The Quest market is the VR Wii market: they are not even the same gamers. Whoever is interested in bigger games, not casual body controlled games, buy Valve, Vario, Pimax, Rift S. High end cabled VR. The only standalone (aside the new ones showed at CES) is Quest 2, but if not connected to a pc, is too weak to run anything complex.
People seem to be confused thinking that VR is equivalent to motion gaming, but motion gaming is only one of the possibilities of VR. VR itself is just immersion in virtual worlds. How you interact is just a matter of game design. And motion gaming is took as sinonimus of VR because Quest 2 is the cheapest and easiest headset to try it. Since standalone games tend to be little body controlled games, VR casual gamers, who often do not even have idea of the big games, tend to think VR IS motion controlled gaming. But it's not, it's just a trend.
To me, VR is the key to immerse in big gaming worlds like Skyrim or others, playing seated as in every other big flat game, but immersed in it, and hopefully able to manipulate the objects in the world directly with my hands. No interest in Beat Saber or similar games. And for several reasons, you can't have that kind of big games on a standalone unit at a decent quality.

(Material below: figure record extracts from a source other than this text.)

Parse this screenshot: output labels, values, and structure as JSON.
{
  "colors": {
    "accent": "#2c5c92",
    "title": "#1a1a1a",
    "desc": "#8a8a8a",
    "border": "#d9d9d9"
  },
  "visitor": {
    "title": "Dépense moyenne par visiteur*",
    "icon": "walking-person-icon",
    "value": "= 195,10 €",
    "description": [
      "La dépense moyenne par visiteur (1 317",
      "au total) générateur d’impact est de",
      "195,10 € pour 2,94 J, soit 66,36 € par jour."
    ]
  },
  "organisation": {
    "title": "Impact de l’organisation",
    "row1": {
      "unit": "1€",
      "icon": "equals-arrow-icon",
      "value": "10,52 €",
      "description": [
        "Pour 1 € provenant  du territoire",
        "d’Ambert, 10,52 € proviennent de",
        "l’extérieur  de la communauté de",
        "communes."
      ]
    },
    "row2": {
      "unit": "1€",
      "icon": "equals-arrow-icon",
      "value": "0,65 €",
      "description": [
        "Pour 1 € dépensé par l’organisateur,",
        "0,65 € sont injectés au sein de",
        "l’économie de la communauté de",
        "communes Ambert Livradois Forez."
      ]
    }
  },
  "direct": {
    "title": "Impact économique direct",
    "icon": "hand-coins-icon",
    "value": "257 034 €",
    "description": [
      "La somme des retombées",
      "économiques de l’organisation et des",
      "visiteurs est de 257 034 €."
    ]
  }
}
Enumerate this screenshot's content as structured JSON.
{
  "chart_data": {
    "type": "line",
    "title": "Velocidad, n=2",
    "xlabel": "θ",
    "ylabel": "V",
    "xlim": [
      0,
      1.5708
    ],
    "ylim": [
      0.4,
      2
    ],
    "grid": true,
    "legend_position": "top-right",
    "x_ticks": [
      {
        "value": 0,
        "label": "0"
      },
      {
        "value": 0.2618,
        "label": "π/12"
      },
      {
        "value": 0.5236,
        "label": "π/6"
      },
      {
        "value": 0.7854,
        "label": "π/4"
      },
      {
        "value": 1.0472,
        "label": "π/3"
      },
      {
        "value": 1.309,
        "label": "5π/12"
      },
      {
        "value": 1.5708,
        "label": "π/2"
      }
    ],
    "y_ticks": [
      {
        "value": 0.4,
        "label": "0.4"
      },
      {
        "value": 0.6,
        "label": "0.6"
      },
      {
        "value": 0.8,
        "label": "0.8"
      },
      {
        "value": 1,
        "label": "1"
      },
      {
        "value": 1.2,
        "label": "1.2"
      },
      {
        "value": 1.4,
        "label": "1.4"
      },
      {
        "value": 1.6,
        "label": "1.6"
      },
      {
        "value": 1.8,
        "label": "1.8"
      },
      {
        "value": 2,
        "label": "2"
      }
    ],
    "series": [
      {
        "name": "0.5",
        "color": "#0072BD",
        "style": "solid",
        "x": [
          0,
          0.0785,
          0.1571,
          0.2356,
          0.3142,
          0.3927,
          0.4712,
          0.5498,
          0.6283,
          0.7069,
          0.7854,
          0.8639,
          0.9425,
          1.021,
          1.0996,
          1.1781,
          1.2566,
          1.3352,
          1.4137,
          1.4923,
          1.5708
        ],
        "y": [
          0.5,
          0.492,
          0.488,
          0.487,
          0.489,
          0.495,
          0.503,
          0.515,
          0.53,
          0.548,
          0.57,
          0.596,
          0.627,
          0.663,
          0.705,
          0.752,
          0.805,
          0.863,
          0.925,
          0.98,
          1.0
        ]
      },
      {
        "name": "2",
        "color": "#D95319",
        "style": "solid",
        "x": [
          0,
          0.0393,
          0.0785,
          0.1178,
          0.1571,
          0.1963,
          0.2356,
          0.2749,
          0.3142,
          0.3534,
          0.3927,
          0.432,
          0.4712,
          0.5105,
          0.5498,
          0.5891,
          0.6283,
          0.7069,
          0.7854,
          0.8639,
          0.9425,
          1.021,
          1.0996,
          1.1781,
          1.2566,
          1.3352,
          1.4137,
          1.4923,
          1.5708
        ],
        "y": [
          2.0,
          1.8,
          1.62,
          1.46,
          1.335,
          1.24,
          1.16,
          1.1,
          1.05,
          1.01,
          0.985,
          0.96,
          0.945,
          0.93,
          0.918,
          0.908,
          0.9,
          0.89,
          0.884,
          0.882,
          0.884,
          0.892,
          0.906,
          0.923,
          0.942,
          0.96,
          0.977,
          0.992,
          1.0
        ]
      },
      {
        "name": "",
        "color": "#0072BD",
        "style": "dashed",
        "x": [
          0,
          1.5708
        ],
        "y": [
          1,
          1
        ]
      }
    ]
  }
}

That's just it. It depends by what you want to play: people interested in playing roomscale, motion controlled games, will have an unthethered, better experience on Quest 2 (and even more on Quest 3), while people interested in regular gaming but in VR with the potential interaction (like Saints and Sinners, for example), will have a far superior version on high end headsets (or a version at all).
That motion gaming market, for starters, is not what Sony is pursuing. It's a plus, a part of it, but not the focus.